We’re living in a moment when data is having a significant societal impact that will shape nearly every job role. But as a tide that lifts all boats, data will also require social and political skills to get the most value from it in organizations.

Post-pandemic, it’s clear that people understand data a lot more than they ever have. Even if data wasn’t a part of their job description two years ago, looking at charts and graphs on social media or the news became a daily activity and helped build their data literacy. People also became accustomed to following trend curves. They now understand more about how they can use data in their lives and how important it is for them to be able to answer questions outside of their jobs.  

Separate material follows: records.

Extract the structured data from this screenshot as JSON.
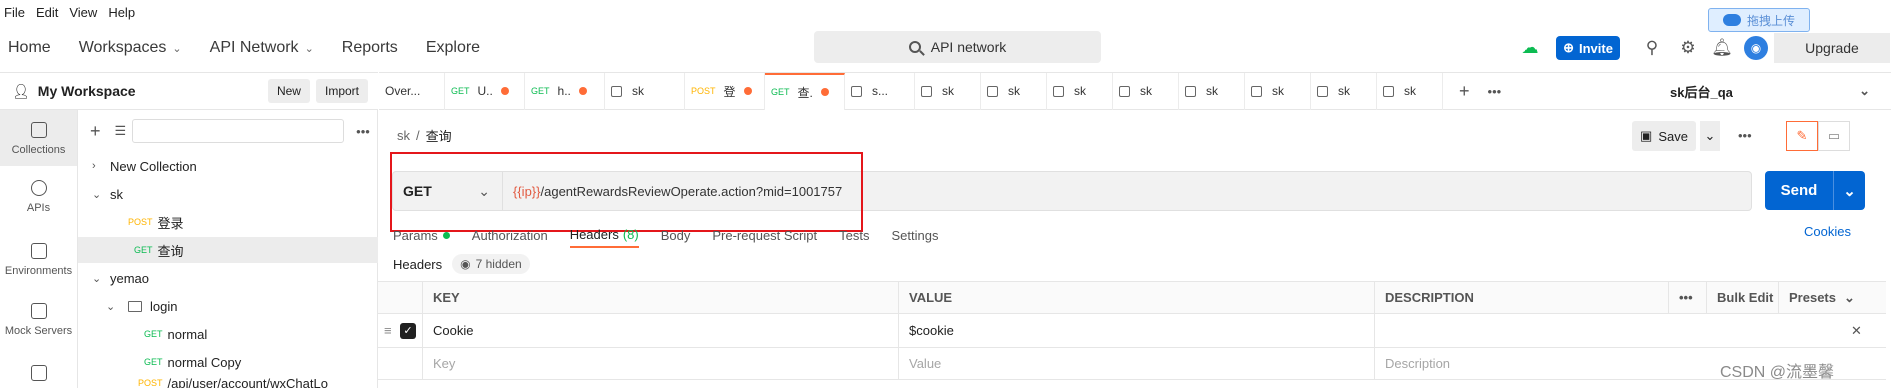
{
  "menubar": {
    "file": "File",
    "edit": "Edit",
    "view": "View",
    "help": "Help"
  },
  "upload_badge": "拖拽上传",
  "nav": {
    "home": "Home",
    "workspaces": "Workspaces",
    "api_network": "API Network",
    "reports": "Reports",
    "explore": "Explore"
  },
  "search": {
    "placeholder": "API network"
  },
  "invite_label": "Invite",
  "upgrade_label": "Upgrade",
  "workspace": {
    "title": "My Workspace",
    "new_label": "New",
    "import_label": "Import"
  },
  "rail": [
    {
      "label": "Collections"
    },
    {
      "label": "APIs"
    },
    {
      "label": "Environments"
    },
    {
      "label": "Mock Servers"
    }
  ],
  "tree": {
    "new_collection": "New Collection",
    "sk": "sk",
    "sk_login_method": "POST",
    "sk_login": "登录",
    "sk_query_method": "GET",
    "sk_query": "查询",
    "yemao": "yemao",
    "login_folder": "login",
    "normal_method": "GET",
    "normal": "normal",
    "normal_copy_method": "GET",
    "normal_copy": "normal Copy",
    "last_method": "POST",
    "last": "/api/user/account/wxChatLo"
  },
  "tabs": [
    {
      "method": "",
      "label": "Over...",
      "dot": false
    },
    {
      "method": "GET",
      "label": "U..",
      "dot": true
    },
    {
      "method": "GET",
      "label": "h..",
      "dot": true
    },
    {
      "method": "",
      "label": "sk",
      "dot": false
    },
    {
      "method": "POST",
      "label": "登",
      "dot": true
    },
    {
      "method": "GET",
      "label": "查.",
      "dot": true,
      "active": true
    },
    {
      "method": "",
      "label": "s...",
      "dot": false
    },
    {
      "method": "",
      "label": "sk",
      "dot": false
    },
    {
      "method": "",
      "label": "sk",
      "dot": false
    },
    {
      "method": "",
      "label": "sk",
      "dot": false
    },
    {
      "method": "",
      "label": "sk",
      "dot": false
    },
    {
      "method": "",
      "label": "sk",
      "dot": false
    },
    {
      "method": "",
      "label": "sk",
      "dot": false
    },
    {
      "method": "",
      "label": "sk",
      "dot": false
    },
    {
      "method": "",
      "label": "sk",
      "dot": false
    }
  ],
  "environment": "sk后台_qa",
  "breadcrumb": {
    "collection": "sk",
    "sep": "/",
    "request": "查询"
  },
  "save_label": "Save",
  "request": {
    "method": "GET",
    "url_var": "{{ip}}",
    "url_path": "/agentRewardsReviewOperate.action?mid=1001757"
  },
  "send_label": "Send",
  "req_tabs": {
    "params": "Params",
    "authorization": "Authorization",
    "headers": "Headers",
    "headers_count": "(8)",
    "body": "Body",
    "prerequest": "Pre-request Script",
    "tests": "Tests",
    "settings": "Settings"
  },
  "cookies_label": "Cookies",
  "headers_sub": {
    "title": "Headers",
    "hidden": "7 hidden"
  },
  "table": {
    "col_key": "KEY",
    "col_value": "VALUE",
    "col_description": "DESCRIPTION",
    "more": "•••",
    "bulk_edit": "Bulk Edit",
    "presets": "Presets",
    "row_key": "Cookie",
    "row_value": "$cookie",
    "ph_key": "Key",
    "ph_value": "Value",
    "ph_description": "Description"
  },
  "watermark": "CSDN @流墨馨",
  "colors": {
    "accent": "#ff6c37",
    "primary": "#0265d2",
    "get": "#0cbb52",
    "post": "#ffb400",
    "highlight": "#e4161b"
  }
}
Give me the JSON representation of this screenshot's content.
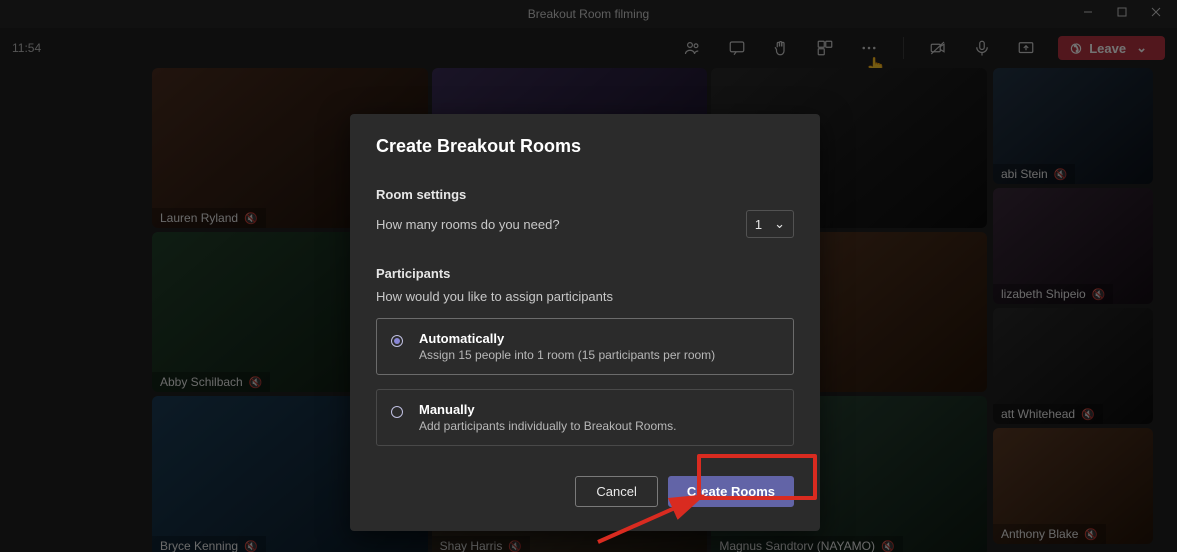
{
  "window": {
    "title": "Breakout Room filming"
  },
  "toolbar": {
    "time": "11:54",
    "leave_label": "Leave"
  },
  "participants": [
    {
      "name": "Lauren Ryland"
    },
    {
      "name": "Abby Schilbach"
    },
    {
      "name": "Bryce Kenning"
    },
    {
      "name": "Shay Harris"
    },
    {
      "name": "Magnus Sandtorv (NAYAMO)"
    },
    {
      "name": "abi Stein"
    },
    {
      "name": "lizabeth Shipeio"
    },
    {
      "name": "att Whitehead"
    },
    {
      "name": "Anthony Blake"
    }
  ],
  "dialog": {
    "title": "Create Breakout Rooms",
    "room_settings_label": "Room settings",
    "room_question": "How many rooms do you need?",
    "room_count": "1",
    "participants_label": "Participants",
    "assign_question": "How would you like to assign participants",
    "options": {
      "auto": {
        "title": "Automatically",
        "subtitle": "Assign 15 people into 1 room (15 participants per room)"
      },
      "manual": {
        "title": "Manually",
        "subtitle": "Add participants individually to Breakout Rooms."
      }
    },
    "cancel_label": "Cancel",
    "create_label": "Create Rooms"
  },
  "colors": {
    "accent": "#6264a7",
    "danger": "#b53341",
    "highlight": "#d92b20"
  }
}
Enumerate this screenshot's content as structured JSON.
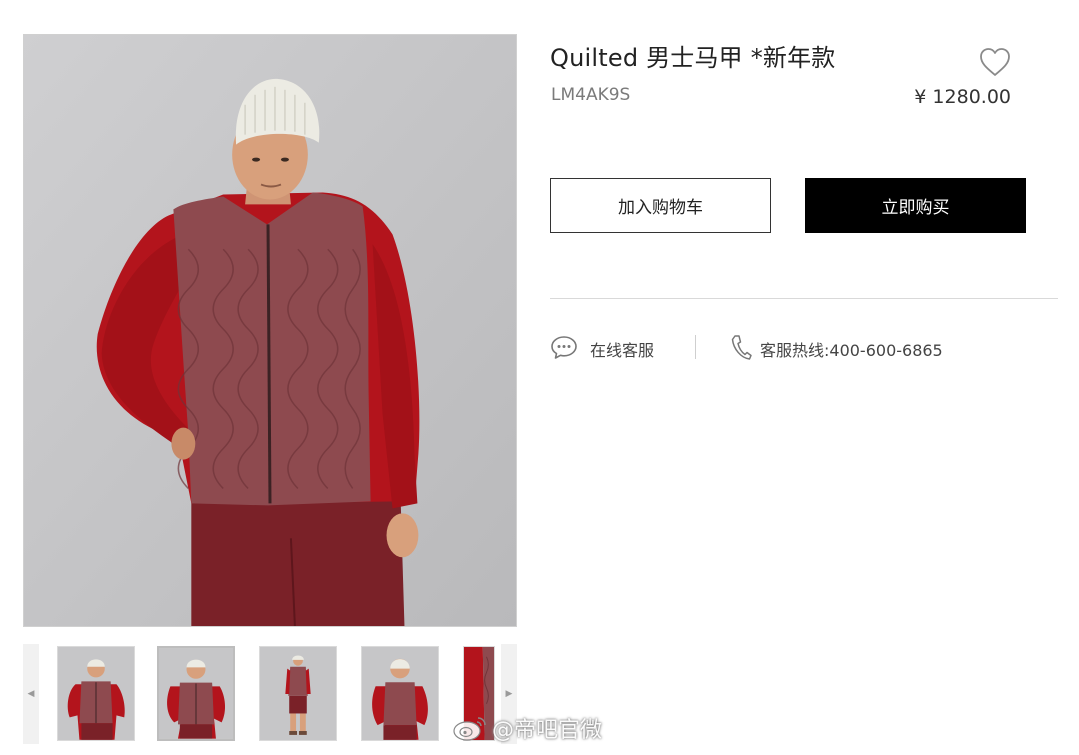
{
  "product": {
    "title": "Quilted 男士马甲 *新年款",
    "sku": "LM4AK9S",
    "price": "¥ 1280.00"
  },
  "actions": {
    "add_to_cart": "加入购物车",
    "buy_now": "立即购买"
  },
  "service": {
    "chat_label": "在线客服",
    "hotline_label": "客服热线:400-600-6865"
  },
  "gallery": {
    "thumbnails": [
      "front view",
      "front view close",
      "full body",
      "side view",
      "back detail"
    ]
  },
  "watermark": "@帝吧官微",
  "colors": {
    "vest": "#8e4a4f",
    "sweater": "#b3141c",
    "pants": "#7a2128",
    "background": "#c6c6c8",
    "buy_button": "#000000"
  },
  "icons": [
    "heart-icon",
    "chat-bubble-icon",
    "phone-icon",
    "chevron-left-icon",
    "chevron-right-icon",
    "weibo-icon"
  ]
}
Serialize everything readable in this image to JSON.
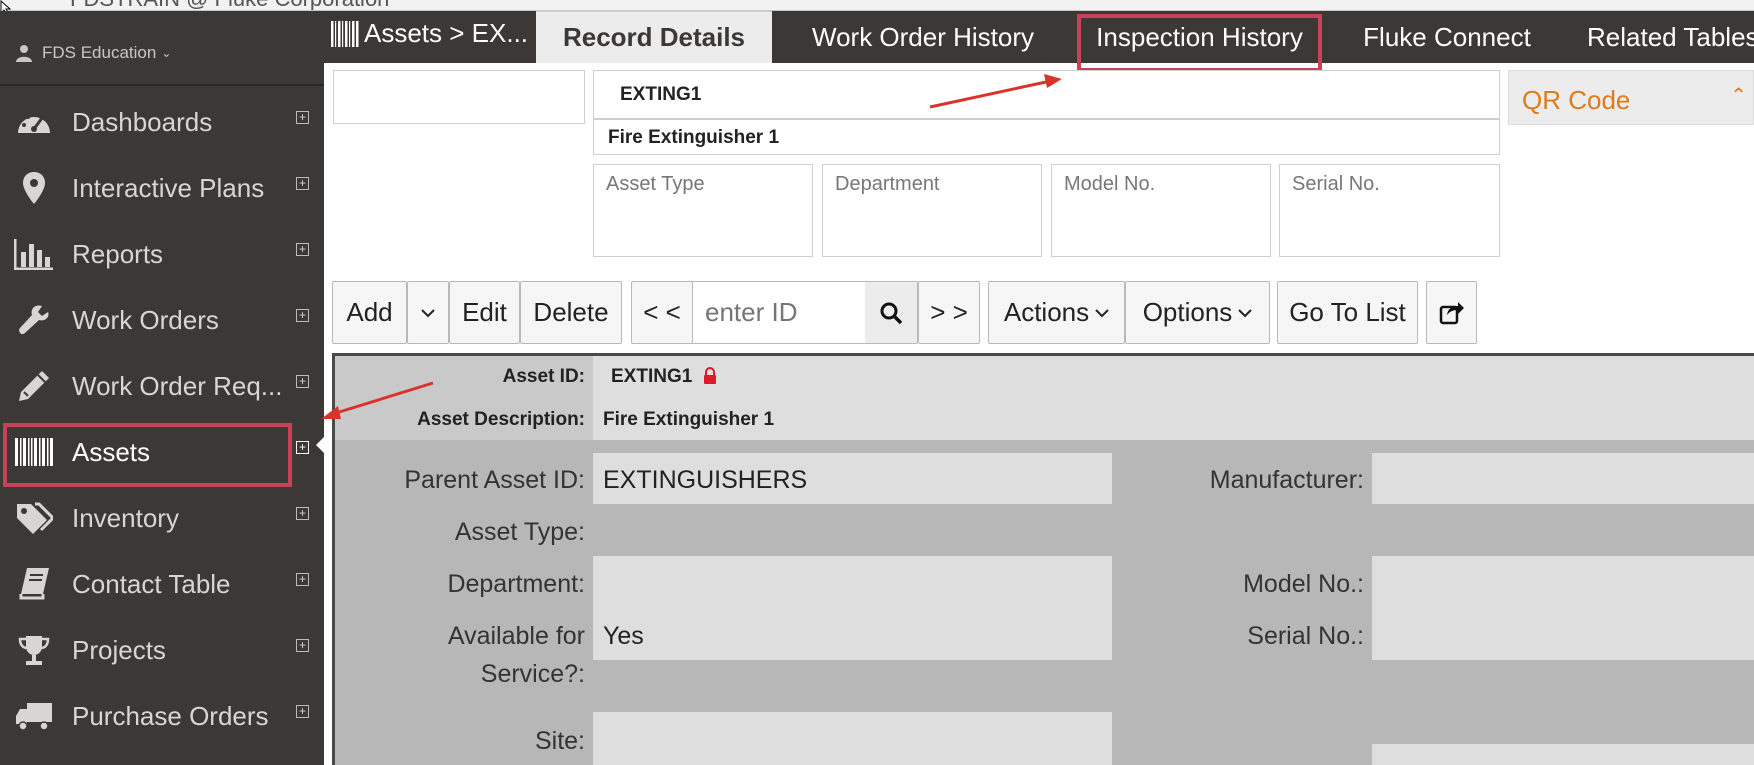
{
  "window": {
    "title": "FDSTRAIN @ Fluke Corporation"
  },
  "user": {
    "name": "FDS Education"
  },
  "sidebar": {
    "items": [
      {
        "label": "Dashboards",
        "icon": "dashboard-icon"
      },
      {
        "label": "Interactive Plans",
        "icon": "map-pin-icon"
      },
      {
        "label": "Reports",
        "icon": "bar-chart-icon"
      },
      {
        "label": "Work Orders",
        "icon": "wrench-icon"
      },
      {
        "label": "Work Order Req...",
        "icon": "pencil-icon"
      },
      {
        "label": "Assets",
        "icon": "barcode-icon",
        "active": true
      },
      {
        "label": "Inventory",
        "icon": "tags-icon"
      },
      {
        "label": "Contact Table",
        "icon": "book-icon"
      },
      {
        "label": "Projects",
        "icon": "trophy-icon"
      },
      {
        "label": "Purchase Orders",
        "icon": "truck-icon"
      }
    ]
  },
  "breadcrumb": {
    "text": "Assets > EX..."
  },
  "tabs": [
    {
      "label": "Record Details",
      "active": true
    },
    {
      "label": "Work Order History"
    },
    {
      "label": "Inspection History",
      "highlighted": true
    },
    {
      "label": "Fluke Connect"
    },
    {
      "label": "Related Tables"
    }
  ],
  "record": {
    "id": "EXTING1",
    "description": "Fire Extinguisher 1",
    "cards": [
      {
        "label": "Asset Type"
      },
      {
        "label": "Department"
      },
      {
        "label": "Model No."
      },
      {
        "label": "Serial No."
      }
    ]
  },
  "qr": {
    "label": "QR Code"
  },
  "toolbar": {
    "add": "Add",
    "edit": "Edit",
    "delete": "Delete",
    "prev": "< <",
    "id_placeholder": "enter ID",
    "next": "> >",
    "actions": "Actions",
    "options": "Options",
    "go_to_list": "Go To List"
  },
  "details": {
    "asset_id_label": "Asset ID:",
    "asset_id_value": "EXTING1",
    "asset_desc_label": "Asset Description:",
    "asset_desc_value": "Fire Extinguisher 1",
    "parent_label": "Parent Asset ID:",
    "parent_value": "EXTINGUISHERS",
    "asset_type_label": "Asset Type:",
    "department_label": "Department:",
    "available_label_1": "Available for",
    "available_label_2": "Service?:",
    "available_value": "Yes",
    "site_label": "Site:",
    "manufacturer_label": "Manufacturer:",
    "model_label": "Model No.:",
    "serial_label": "Serial No.:"
  },
  "colors": {
    "sidebar_bg": "#3b3835",
    "highlight": "#c8405a",
    "accent_orange": "#e07b1a",
    "annotation_arrow": "#d9342b"
  }
}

Beyond all these possibilities lie pitfalls, however, especially for data leaders who are managing colleagues with incomplete data knowledge. Here are a few strategies I recommend for building data leaders so they can strike the right balance between business knowledge and data fluency.

  • Validating data at every level. Data travels so quickly today, often with so little validation or forethought, that a chart posted on a Twitter thread often will be seen as gospel. Sound data can help to identify and mitigate the fake news phenomenon out in the world, but it’s up to data leaders to educate colleagues in the workplace about how to discern the differences between what’s well-founded and what is playing fast and loose with assumptions and facts.
     
  • Balancing data with lived experience. The challenge with having so much data is that you can overuse it in decision-making. Data leaders need to strike the right balance between supporting data-driven decision-making processes and respecting their employees’ experience. If you’re working with an engineer who brings 20 years of experience, someone who can just look at a panel and know what's wrong based on the sound of how it’s operating, there’s probably no need to look at a chart and three weeks’ worth of trends to solve the problem. 

    Rely on data too much, and you may see a rise in what I call armchair specialists. These people may not really understand the business or the real world, but they’ll go where the data leads them. You can’t create a senior engineer in an armchair (or an Aeron for that matter). They have to bring lived experience and at least have spent some time in their business unit working through issues rather than just saying, “Oh, here’s a dataset I’m going to use to understand the issue.” That becomes a problem because data isn’t always accurate and correct.
     
  • Developing a working knowledge of AI and AR. Data scientist is a buzzword right now and companies are hiring because everyone thinks they need to have one in their arsenal. But if you look at a data analyst today, they spend a lot of their time prepping data and building visualizations. If the tools move into the augmented and conversational analytics space, as I believe they will, where you won’t need somebody to build visualizations, the data scientist agenda needs to change. They will be looking more at how AI and machine learning work to enable predictive and prescriptive analytics. They’re also going to be looking at drones, VR and AR, and other ways of consuming and telling a story with data. You need to become conversant in these areas as well. 
     
  • Managing real-time data. When you use real-time data to inform decisions, the risk is that it hasn’t gone through cleaning processes and transformation. This will increase the percentage of erroneous data, which of course elevates the risk of making major decisions based on factually incorrect data. So you need to have the tools at your disposal – both established technologies and new cutting-edge tools – to ensure that you hit as close to accurate as possible in your decisions.

As we recruit and train people that are coming in at a grassroots level, advancing fluency in all these areas should be part of our core skills training. Of course, building data leaders is not like a flick of a switch and suddenly everyone becomes data fluent tomorrow. All this takes time. But if we as the data leaders of today are helping the generation of tomorrow, then as that group moves up in organizations you’ll see an exponential increase in the fluency of people understanding what data is, as well as with partnering with your business colleagues to take them on that journey with them.